Reply to this post | See parent post | Go Back
View Post [edit]

Poster: Branko Collin Date: Feb 22, 2005 7:56am
Forum: texts Subject: Re: Ideas to help proofreading?

Distributed Proofreaders have developed a number of tools to help us proofread. Although they are likely to be only really useful to DP (the earliest of those started out as tools to check if a text conformed to PG's formatting guidelines), perhaps one of your programmers could look at their source and see if any general rules can be gleaned from them.

Especially useful may be our pre-processing tools, as they try and catch some of the commonest problems.

We search for scanning errors using spell checkers, and for the ones that are valid English words using lists of "stealth scannos". For instance, "and" is commonly mis-OCR-ed as "arid". (Similar lists exists for LOTE.) This method would probably be too time-consuming for TIA, but you could construct a tool that will find spelling errors that are commonly produced by OCR software. "tbe" for "the", for instance.

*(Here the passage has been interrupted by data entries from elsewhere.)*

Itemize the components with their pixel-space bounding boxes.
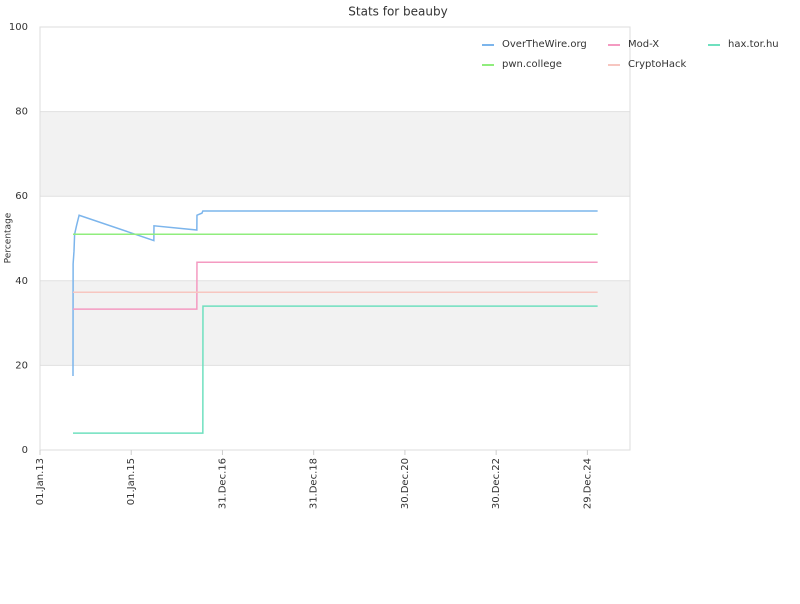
plot-band [40, 111, 630, 197]
series-line [72, 305, 598, 434]
x-tick-label: 01.Jan.15 [126, 458, 137, 505]
y-tick-label: 0 [22, 445, 28, 456]
series-line [72, 210, 598, 376]
x-tick-label: 31.Dec.18 [309, 458, 320, 509]
x-tick-label: 01.Jan.13 [35, 458, 46, 505]
y-axis-label: Percentage [4, 212, 14, 263]
y-tick-label: 20 [15, 360, 28, 371]
x-tick-label: 31.Dec.16 [217, 458, 228, 509]
legend-label: pwn.college [502, 59, 562, 70]
legend-label: hax.tor.hu [728, 39, 779, 50]
legend-label: OverTheWire.org [502, 39, 587, 50]
y-tick-label: 100 [9, 22, 28, 33]
x-tick-label: 30.Dec.22 [491, 458, 502, 509]
y-tick-label: 40 [15, 276, 28, 287]
y-tick-label: 80 [15, 107, 28, 118]
legend-label: CryptoHack [628, 59, 687, 70]
series-line [72, 261, 598, 310]
y-tick-label: 60 [15, 191, 28, 202]
plot-frame [39, 26, 631, 451]
x-tick-label: 30.Dec.20 [400, 458, 411, 509]
chart-title: Stats for beauby [348, 5, 447, 19]
plot-band [40, 280, 630, 366]
legend-label: Mod-X [628, 39, 659, 50]
x-tick-label: 29.Dec.24 [582, 458, 593, 509]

We have also several anecdotes about how something would appear an error to anyone but a human proofreader: how far you want to take things with automation also depends on how many errors you want to introduce.

If you need one of your interns to actually look at a text, our special proofing font may help; it's ugly as sin, but helps errors really stand out.

Not all of our tools are available through Sourceforge; our Help pages link to them, though.

When you start working with volunteers, try and make it as easy as possible for them to contribute.